Monday, September 28, 2009

The Loss Ratio and Insurance Industry Profits

John Rockefeller is in the Senate Finance Committee right now hammering away in the speech that everyone needs to hear most -- that health insurance companies are bleeding our benefits dry, and that a strong public option is the best solution to the problem.

Most of what I learned about health insurance industry profits, I learned from a single person's writings -- Uwe Reinhardt, Princeton economist and opinion writer for the New York Times. My favorite article on the topic, so far, is this one -- it breaks down the way to answer the question "how much do insurance companies make" in a comprehensive way.

This is important because an insurance company -- and we saw GradMed claim that they don't even collect this data for themselves or the insurance companies that they broker -- will never share this information with potential customers. They are forced by law, however, to share it with potential investors, and that's where Professor Reinhardt comes in. I've seen pictures, but I picture him with a monocle and a handlebar mustache. Egads, he says.

Insurance industry profits -- that's the amount that the company takes out of the economy, free and clear -- usually hang between 3 and 6%, which is not exceptional for most kinds of industry. What is exceptional, though, is the amount in marketing and administrative expenses that the company spends. Keep in mind that, unlike buying a cell phone, where you give a guy some money and he gives you a cell phone, insurance companies essentially take your money and then give it back -- the product you get is the insurance company holding your money, and the money of many others, for you, and then reorganizing it to pay for the medical care of the people that need it. So these costs become extremely important: the money taken out of your premiums, and the money that's left, determines what kind of coverage you get.

Not much of a product, true. But it's even less of a product when the insurance companies are only paying out 84.4% (in Reinhardt's example, Wellpoint in 2008) of the premium money that they've collected. That's an 84% loss ratio -- to the insurance companies, GradMed included, the company has lost 84% of "its" money (actually your money, but held by the insurance company). 84% loss for them means 84% care for you.

Where does the money go? Profits are substantial, but don't explain the whole picture. The rest is marketing -- GradMed paying alumni associations to run advertisements, insurance executives googling their products and leaving dodgy comments, TV ads, newspaper ads, etc. etc. etc -- as well as 'administrative costs', which covers the salaries of the people who work in the insurance industry. What seems absolutely true to me is that even if these costs aren't considered profit on the company's 10-K, they are profit: the company investing in its own future enrichment through advertising, and directly profiting the people who make up the company through salary and benefits.

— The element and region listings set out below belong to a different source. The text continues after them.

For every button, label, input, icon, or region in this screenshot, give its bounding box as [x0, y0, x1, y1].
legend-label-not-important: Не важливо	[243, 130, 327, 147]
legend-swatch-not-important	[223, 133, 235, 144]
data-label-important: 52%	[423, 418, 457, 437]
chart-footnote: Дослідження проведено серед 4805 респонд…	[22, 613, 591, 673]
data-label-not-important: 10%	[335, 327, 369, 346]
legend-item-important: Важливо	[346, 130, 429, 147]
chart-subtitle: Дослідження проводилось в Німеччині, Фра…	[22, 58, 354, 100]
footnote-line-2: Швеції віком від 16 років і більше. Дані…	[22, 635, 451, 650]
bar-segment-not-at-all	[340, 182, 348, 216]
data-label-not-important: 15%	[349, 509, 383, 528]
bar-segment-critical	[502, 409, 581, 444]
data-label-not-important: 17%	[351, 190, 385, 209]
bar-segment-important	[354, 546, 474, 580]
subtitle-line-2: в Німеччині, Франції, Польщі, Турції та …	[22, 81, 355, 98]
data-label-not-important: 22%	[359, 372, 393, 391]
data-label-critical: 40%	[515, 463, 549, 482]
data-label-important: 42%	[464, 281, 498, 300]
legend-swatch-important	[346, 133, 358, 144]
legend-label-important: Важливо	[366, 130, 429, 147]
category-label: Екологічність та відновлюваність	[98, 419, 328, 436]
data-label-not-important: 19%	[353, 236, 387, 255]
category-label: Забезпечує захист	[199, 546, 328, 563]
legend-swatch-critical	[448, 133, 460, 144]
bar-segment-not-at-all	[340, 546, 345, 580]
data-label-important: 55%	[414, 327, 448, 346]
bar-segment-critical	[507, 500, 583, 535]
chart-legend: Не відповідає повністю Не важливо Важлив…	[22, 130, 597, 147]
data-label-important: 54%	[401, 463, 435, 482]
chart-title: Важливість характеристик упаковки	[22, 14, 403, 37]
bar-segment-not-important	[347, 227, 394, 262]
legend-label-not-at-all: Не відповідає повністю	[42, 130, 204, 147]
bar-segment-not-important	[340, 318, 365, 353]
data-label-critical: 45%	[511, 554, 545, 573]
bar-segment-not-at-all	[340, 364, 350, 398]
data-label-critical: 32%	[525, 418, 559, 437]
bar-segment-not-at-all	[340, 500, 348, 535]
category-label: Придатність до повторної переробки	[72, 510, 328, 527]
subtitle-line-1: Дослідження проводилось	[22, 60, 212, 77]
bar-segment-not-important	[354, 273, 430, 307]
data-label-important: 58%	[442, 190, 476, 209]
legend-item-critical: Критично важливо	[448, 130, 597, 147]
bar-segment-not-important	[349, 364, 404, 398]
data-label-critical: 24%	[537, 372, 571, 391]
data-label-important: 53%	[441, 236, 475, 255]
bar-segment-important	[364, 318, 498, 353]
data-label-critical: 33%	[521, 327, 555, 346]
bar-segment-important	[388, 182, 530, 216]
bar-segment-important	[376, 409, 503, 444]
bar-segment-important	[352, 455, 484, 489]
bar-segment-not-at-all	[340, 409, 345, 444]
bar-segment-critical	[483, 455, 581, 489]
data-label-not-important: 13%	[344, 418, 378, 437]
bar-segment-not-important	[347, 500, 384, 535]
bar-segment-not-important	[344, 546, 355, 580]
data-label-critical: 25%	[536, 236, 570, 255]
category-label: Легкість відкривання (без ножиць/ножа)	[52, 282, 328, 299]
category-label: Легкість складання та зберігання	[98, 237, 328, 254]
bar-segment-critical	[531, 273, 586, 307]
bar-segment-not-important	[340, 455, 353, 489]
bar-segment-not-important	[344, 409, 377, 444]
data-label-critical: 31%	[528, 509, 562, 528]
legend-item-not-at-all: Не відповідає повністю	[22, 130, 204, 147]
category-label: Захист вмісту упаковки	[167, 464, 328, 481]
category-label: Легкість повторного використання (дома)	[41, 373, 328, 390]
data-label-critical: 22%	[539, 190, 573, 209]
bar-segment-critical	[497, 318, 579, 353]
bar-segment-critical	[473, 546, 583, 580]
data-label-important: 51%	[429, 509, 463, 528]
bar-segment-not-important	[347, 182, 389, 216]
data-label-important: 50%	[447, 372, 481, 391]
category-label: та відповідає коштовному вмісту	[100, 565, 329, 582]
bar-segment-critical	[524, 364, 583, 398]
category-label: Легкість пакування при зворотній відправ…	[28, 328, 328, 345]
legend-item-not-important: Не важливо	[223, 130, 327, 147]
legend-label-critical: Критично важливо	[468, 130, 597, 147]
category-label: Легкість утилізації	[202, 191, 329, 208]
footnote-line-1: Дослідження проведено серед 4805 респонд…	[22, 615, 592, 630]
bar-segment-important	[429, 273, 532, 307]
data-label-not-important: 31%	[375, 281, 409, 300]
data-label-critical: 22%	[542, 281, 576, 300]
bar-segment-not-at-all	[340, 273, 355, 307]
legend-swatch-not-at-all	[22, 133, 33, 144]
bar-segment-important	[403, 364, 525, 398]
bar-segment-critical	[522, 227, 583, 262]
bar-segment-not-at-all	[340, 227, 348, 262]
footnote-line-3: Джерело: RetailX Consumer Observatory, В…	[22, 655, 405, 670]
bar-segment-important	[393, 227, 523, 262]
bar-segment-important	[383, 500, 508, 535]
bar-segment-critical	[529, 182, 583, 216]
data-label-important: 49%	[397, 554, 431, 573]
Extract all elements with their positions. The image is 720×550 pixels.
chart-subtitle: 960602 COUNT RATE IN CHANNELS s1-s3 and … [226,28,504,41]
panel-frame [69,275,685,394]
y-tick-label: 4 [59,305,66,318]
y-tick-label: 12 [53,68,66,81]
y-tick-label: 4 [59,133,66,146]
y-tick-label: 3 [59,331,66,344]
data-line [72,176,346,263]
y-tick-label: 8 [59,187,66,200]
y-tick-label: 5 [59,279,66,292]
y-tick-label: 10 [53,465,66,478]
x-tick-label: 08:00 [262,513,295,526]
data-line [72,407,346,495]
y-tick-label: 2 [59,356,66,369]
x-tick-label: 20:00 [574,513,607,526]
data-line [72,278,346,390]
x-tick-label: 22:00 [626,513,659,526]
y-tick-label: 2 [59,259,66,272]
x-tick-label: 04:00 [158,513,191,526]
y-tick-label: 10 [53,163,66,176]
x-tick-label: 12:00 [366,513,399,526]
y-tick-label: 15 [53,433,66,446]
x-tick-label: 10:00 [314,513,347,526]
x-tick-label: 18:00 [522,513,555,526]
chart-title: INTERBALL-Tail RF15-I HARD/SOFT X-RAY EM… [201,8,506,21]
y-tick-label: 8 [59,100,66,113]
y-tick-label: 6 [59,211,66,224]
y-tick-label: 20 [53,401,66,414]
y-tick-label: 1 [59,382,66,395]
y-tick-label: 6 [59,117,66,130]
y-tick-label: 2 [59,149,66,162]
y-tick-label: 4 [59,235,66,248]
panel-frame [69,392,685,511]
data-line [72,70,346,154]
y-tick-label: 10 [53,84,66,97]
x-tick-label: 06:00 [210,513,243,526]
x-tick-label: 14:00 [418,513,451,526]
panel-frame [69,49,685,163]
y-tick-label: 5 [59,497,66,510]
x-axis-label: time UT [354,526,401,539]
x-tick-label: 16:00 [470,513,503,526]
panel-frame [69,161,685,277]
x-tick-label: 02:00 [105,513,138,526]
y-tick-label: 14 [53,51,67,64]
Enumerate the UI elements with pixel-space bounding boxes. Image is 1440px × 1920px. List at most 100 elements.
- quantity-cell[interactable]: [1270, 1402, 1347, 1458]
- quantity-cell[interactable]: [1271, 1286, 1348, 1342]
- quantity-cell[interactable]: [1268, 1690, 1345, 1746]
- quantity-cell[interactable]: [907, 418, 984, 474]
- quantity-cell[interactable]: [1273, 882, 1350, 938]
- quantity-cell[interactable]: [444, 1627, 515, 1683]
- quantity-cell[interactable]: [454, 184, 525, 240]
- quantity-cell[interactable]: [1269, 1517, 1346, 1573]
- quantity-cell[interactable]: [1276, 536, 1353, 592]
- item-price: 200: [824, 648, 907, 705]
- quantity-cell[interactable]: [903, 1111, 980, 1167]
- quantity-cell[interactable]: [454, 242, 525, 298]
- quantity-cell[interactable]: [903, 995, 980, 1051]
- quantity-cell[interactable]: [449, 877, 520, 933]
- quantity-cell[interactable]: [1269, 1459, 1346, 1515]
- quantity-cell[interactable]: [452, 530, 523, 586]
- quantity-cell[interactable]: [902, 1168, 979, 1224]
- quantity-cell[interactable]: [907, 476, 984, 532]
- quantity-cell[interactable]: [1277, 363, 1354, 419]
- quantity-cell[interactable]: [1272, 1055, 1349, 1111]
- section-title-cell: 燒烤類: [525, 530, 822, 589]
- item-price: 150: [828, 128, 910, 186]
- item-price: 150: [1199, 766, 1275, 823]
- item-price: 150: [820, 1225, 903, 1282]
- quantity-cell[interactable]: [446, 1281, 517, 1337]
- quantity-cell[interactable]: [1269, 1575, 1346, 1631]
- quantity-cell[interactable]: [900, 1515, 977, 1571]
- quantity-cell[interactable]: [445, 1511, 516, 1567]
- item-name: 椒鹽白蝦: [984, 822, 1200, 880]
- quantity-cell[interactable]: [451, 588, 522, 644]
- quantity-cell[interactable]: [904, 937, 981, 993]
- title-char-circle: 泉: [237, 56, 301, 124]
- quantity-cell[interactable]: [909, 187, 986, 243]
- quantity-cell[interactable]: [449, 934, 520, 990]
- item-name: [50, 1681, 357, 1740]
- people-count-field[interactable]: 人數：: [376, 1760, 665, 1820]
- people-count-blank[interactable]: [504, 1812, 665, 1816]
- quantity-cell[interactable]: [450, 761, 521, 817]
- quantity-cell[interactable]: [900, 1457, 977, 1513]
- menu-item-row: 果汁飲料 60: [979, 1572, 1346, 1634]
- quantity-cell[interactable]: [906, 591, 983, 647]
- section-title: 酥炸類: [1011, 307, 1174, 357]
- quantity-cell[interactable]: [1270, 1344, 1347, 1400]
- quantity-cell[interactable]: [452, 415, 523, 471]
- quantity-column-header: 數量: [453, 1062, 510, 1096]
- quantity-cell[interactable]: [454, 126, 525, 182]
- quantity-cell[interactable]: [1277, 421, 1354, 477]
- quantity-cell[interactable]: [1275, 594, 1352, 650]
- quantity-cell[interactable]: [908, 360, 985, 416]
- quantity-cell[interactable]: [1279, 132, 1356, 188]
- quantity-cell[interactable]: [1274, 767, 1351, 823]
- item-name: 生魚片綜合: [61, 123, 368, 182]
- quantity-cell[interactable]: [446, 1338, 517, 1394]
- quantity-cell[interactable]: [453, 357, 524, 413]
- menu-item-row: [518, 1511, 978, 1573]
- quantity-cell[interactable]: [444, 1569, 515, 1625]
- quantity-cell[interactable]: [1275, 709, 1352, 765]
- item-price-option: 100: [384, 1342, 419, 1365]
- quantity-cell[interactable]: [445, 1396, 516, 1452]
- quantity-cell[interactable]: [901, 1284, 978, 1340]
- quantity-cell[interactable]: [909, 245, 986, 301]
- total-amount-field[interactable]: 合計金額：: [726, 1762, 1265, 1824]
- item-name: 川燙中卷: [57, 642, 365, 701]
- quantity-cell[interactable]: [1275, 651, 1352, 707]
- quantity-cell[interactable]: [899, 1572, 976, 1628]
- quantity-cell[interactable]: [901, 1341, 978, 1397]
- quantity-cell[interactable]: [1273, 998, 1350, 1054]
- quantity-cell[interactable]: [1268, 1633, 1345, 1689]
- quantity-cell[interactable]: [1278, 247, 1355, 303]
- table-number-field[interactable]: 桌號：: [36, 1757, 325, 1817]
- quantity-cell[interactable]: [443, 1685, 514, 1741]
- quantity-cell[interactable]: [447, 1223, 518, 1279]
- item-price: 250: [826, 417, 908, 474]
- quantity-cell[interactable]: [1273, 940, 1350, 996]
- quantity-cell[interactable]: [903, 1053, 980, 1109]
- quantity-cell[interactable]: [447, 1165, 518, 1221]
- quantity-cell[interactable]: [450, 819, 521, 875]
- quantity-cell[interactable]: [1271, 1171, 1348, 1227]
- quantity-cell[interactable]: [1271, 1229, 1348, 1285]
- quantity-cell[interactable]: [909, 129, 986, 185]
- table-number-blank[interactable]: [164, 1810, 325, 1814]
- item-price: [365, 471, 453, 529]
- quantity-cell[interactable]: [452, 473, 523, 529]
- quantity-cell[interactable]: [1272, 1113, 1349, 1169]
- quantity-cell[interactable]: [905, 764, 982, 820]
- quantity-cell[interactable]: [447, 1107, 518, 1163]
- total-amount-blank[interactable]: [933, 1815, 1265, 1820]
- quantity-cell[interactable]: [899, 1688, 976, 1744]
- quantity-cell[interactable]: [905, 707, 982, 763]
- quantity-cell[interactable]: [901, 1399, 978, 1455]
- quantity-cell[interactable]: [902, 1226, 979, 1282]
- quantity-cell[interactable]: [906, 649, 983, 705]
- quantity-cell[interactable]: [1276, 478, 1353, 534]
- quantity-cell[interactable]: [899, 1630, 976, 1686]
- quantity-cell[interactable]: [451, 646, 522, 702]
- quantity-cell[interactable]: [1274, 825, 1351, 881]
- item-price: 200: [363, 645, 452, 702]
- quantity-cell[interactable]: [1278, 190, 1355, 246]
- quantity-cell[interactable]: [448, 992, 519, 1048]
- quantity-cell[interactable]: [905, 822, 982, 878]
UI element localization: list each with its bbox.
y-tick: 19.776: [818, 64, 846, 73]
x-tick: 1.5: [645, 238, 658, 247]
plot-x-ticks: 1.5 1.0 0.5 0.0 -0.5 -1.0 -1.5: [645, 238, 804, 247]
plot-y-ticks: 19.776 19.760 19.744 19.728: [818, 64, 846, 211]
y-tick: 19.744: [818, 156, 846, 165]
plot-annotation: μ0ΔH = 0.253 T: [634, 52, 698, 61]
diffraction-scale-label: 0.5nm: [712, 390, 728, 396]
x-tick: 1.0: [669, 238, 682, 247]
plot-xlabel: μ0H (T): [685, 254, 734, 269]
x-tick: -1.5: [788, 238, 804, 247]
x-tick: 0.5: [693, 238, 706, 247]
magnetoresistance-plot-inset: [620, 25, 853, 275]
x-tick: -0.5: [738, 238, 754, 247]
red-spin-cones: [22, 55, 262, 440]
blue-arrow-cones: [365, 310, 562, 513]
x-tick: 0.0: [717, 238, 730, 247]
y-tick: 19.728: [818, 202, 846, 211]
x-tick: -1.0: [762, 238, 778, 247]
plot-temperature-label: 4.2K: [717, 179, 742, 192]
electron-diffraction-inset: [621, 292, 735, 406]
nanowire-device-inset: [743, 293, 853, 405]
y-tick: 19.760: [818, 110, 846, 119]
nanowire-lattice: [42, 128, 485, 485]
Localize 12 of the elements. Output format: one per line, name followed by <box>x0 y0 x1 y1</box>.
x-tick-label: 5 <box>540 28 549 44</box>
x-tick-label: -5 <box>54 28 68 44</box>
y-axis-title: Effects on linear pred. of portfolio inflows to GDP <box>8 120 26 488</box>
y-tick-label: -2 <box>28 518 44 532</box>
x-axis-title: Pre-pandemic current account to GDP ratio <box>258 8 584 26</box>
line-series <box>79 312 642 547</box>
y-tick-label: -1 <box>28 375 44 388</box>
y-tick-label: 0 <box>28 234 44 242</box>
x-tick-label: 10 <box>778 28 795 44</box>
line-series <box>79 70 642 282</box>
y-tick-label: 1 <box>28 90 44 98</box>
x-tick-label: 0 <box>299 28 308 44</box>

You have to hand it to them, though. Taking 15% off the top of your health care dollar: not too shabby as a con game. A strong public option would also have administrative costs, but estimates for Medicare put their administrative cost at between 3% and 8% (and their profits at ZERO, where they should be), which is nowhere near the expense and waste we're experiencing with private insurance.

UPDATE: The Rockefeller public option amendment was just defeated, 8 to 15. Democratic senators voting against it were Conrad of North Dakota, Lincoln of Arkansas, Nelson of Florida, and Carper of Delaware.

DOUBLE UPDATE: The Schumer public option amendment was also defeated, 10 to 13. A slightly weaker option, it picked up Thomas Carper and Bill Nelson, but Kent Conrad and Blanche Lincoln (who was wearing an enormous green lapel pin that said "BLURGH") still voted against it. No Republicans, of course, voted for the amendment or even bothered making serious arguments about the bill -- it all seemed to have been posturing for the general senate debate, and insistence on this new weird "defend Medicare" attitude they've all suddenly come to after decades of trying to slash Medicare.